Glenn Gould and the case for moral rights in sound recordings
On the IPKat blog, Mira T. Sundara Rajan writes about one of the most gifted musicians of our generation and an interesting issue in moral rights:
"[October 4] is the 33rd anniversary of the death of Glenn Gould – Canadian pianist and musician extraordinaire, who died in 1982, at the premature age of fifty. One month before he died, Gould completed re-recording the work that had first made him famous, the Goldberg Variations of J.S. Bach. But to say that he revisited an old work in that final recording seems curiously imprecise. The second recording was so utterly novel, so completely reimagined from his first, spectacular, and universally admired, 1955 version of the work that, in its own way, it qualified as a new undertaking. Amazingly, the second Goldberg managed to fascinate and captivate just as fully as the original recording did, but in a completely different way. It holds the work together with what Gould called “a sense of pulse,” and further bolsters Gould’s already stellar reputation as an artist of almost cosmic significance.
In the three decades that intervened between the two recordings, Gould developed what may have been the most remarkable career in the history of Western classical music. He hated live performance. At the age of 32, he decided to live life as he wanted to, and undertook the dramatic and unprecedented step of retiring permanently from the stage. He was warned against doing so by his manager, the legendary Walter Homburger, who told him that audiences were fickle and, once gone, he might never be able to come back. But Gould had a plan – to maintain his presence in the world of classical music through recordings – and proceeded to carry out this feat with extraordinary efficiency and effectiveness.
The secret of Gould’s success was arguably very simple: it lay in the quality of his recordings. Gould approached recording as no artist had previously done. For him, the goal of recording was not to reproduce his own live performance; rather, it was to create a new, unique work, one that could only have been born in the studio.
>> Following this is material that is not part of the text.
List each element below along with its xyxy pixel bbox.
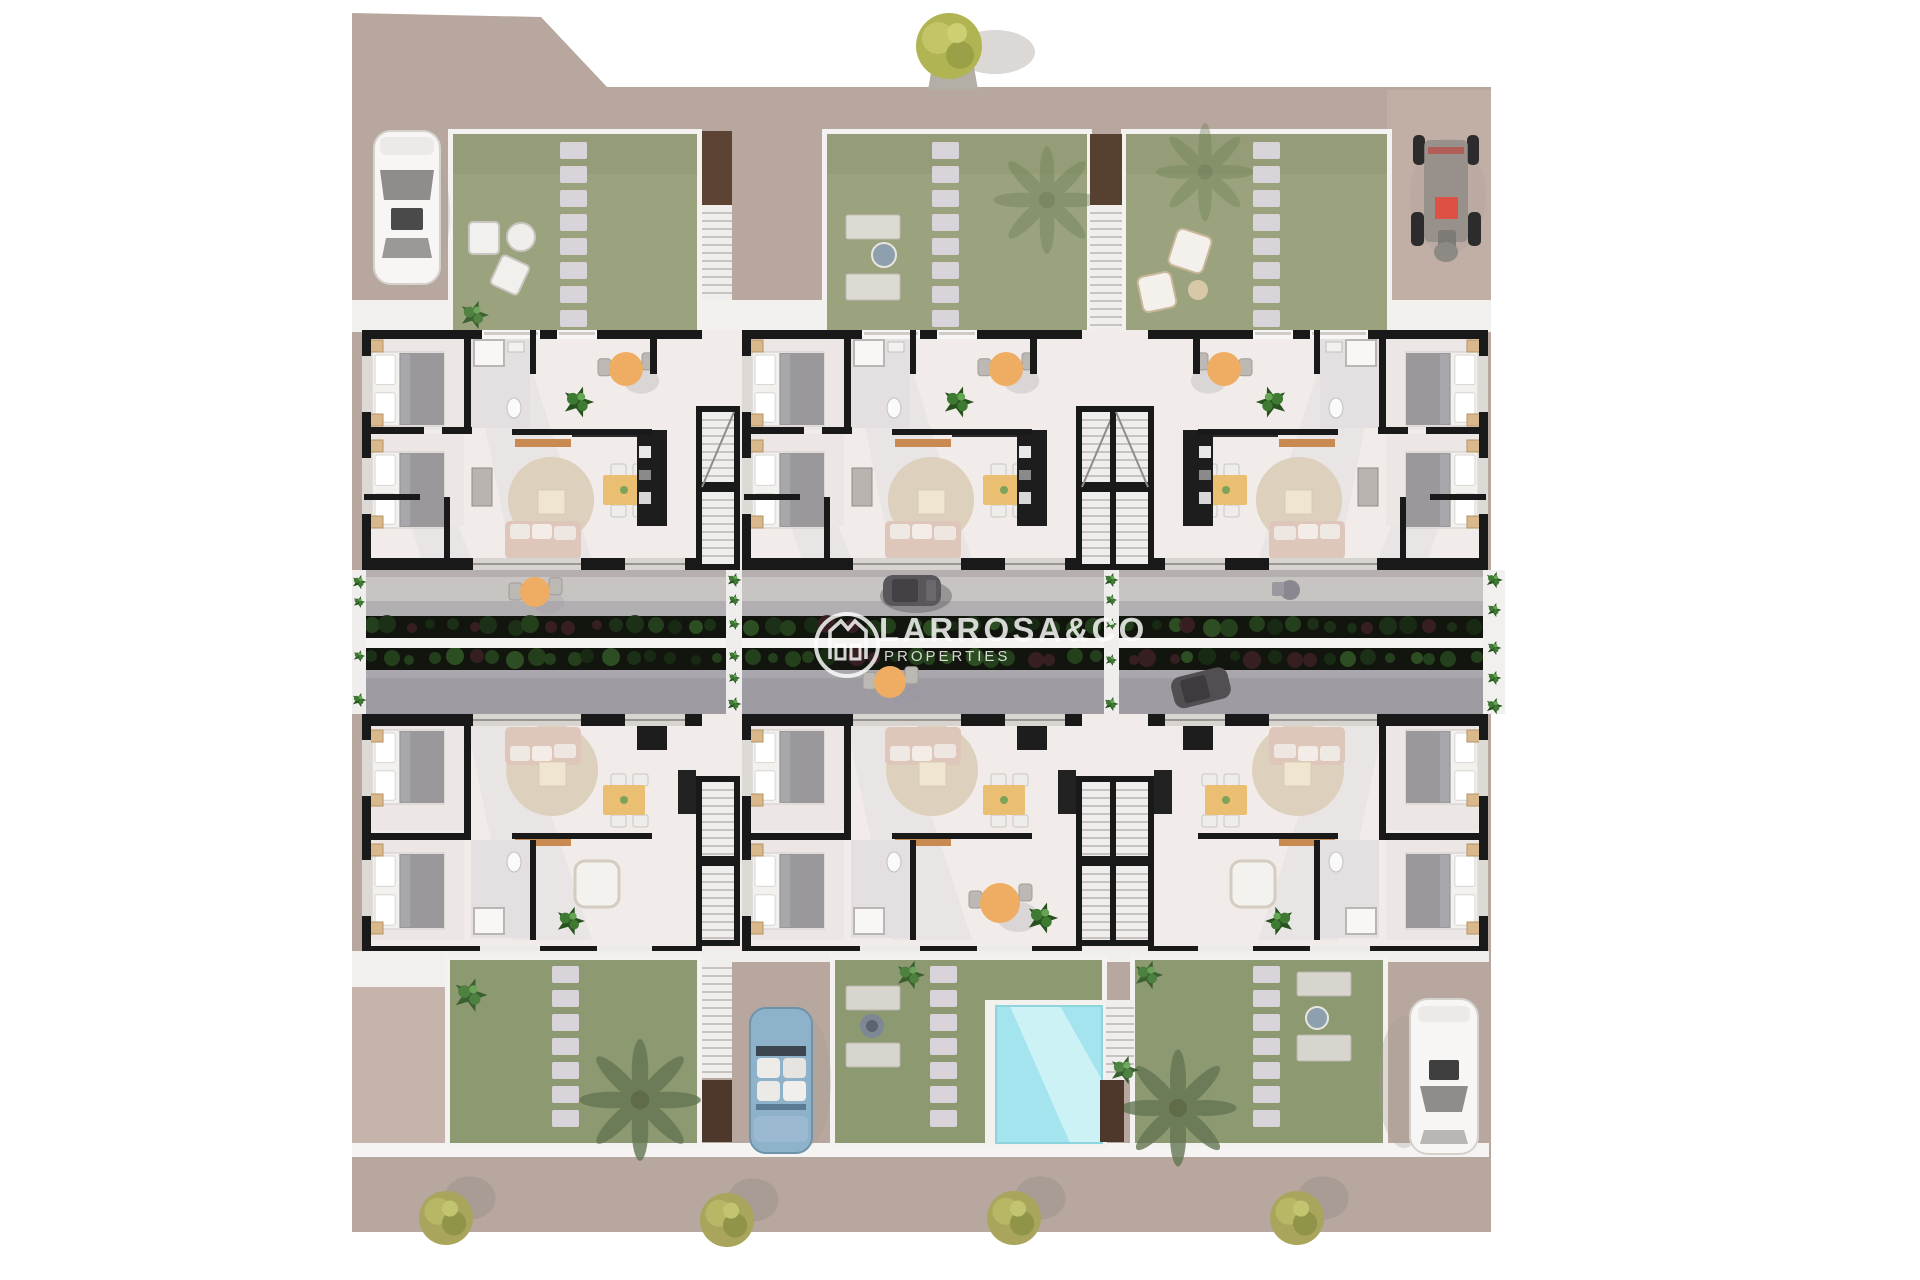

Live performances were one-off affairs and, if something went wrong, if anything were different from what the artist truly desired, nothing could be done. The failure was complete – a fatality. He called it the “non-take-twoness” of performance. In contrast, the recording studio represented control – supreme, undeniable, artistic control – the ability not so much to excise and avert mistakes (not an issue for Gould) but to re-think and re-conceptualize every instant of a musical interpretation, to exercise creative control over nearly every dimension of the final musical form."